The mechanisms used by GenAI companies to train their LLMs are like something from science fiction. Immense, unfathomable amounts of data are needed
Johansson is a powerful, rich person but other less well-known voice actors making a modest living allege their voices have been copied and used by GenAI companies. The New York Times reported the case of a couple named Paul Skye Lehrman and Linnea Sage, who got most of their voice acting gigs on Fiverr, a low-cost freelance site. The couple alleges that Lovo, a Californian start-up, created clones of their voices illegally and that this threatens their ability to make a living.
The New York Times itself has to date spent $1 million suing OpenAI and Microsoft. It claims the companies breached fair use by not only training their LLMs on New York Times articles but also by reproducing pieces virtually word for word in chatbot answers.
The mechanisms used by GenAI companies to train their LLMs are like something from science fiction. Immense, unfathomable amounts of data are needed. A team led by a New York Times technology correspondent Cade Metz discovered that by 2021 OpenAI had already used every respectable source of internet English-language texts – Wikipedia, Reddit and millions of websites and digital books. So OpenAI invented technology to transcribe video and audio, including YouTube.
You might think that Google, which owns YouTube, would have objected to this blatant breach of YouTube fair use regulations, but no. Metz alleges that Google could not point the finger at OpenAI because it was busy doing the same thing. Authors, visual artists, musicians and computer programmers are just some of the groups suing GenAI companies for using their work without permission and thereby threatening their livelihoods.

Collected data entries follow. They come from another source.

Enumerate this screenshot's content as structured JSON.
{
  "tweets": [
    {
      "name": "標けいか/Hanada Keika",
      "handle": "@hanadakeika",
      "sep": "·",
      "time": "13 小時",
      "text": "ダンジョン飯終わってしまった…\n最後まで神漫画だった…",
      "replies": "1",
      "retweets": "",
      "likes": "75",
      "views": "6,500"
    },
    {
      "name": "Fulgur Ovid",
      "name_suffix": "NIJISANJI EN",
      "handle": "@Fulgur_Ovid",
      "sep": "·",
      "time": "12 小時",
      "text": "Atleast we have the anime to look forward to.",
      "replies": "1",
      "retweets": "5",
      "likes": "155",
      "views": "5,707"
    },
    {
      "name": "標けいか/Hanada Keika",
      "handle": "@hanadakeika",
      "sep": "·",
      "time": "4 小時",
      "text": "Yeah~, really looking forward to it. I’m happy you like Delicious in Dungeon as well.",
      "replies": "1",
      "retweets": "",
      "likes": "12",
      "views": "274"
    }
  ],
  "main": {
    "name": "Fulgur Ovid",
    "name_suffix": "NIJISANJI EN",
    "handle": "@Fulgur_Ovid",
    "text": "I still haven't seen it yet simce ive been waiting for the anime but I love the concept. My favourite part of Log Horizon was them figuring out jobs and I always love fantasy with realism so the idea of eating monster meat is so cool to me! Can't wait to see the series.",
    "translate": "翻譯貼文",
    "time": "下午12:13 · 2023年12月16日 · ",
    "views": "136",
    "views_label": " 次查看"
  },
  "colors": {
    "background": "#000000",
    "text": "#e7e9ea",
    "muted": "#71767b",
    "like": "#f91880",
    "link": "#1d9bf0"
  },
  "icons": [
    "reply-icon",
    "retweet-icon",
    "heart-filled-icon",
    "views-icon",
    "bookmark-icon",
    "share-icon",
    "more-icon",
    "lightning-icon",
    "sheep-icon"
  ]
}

Ireland depends on big tech for economic viability. GenAI is the latest profit-seeking battleground but appears to be based on levels of plagiarism that make students furtively trying to improve essays by using ChatGPT look like rank amateurs.
GenAI is an extraordinary, world-changing technological development but is built on unpaid, stolen labour. AI is currently mostly feeding off the creativity and livelihoods of the vulnerable and powerless. But cheating has a way of coming back to bite the cheater. Could our sanguine embrace of AI’s cheating heart hasten the redundancy not just of the vulnerable but also of countless roles that once were the exclusive province of human beings?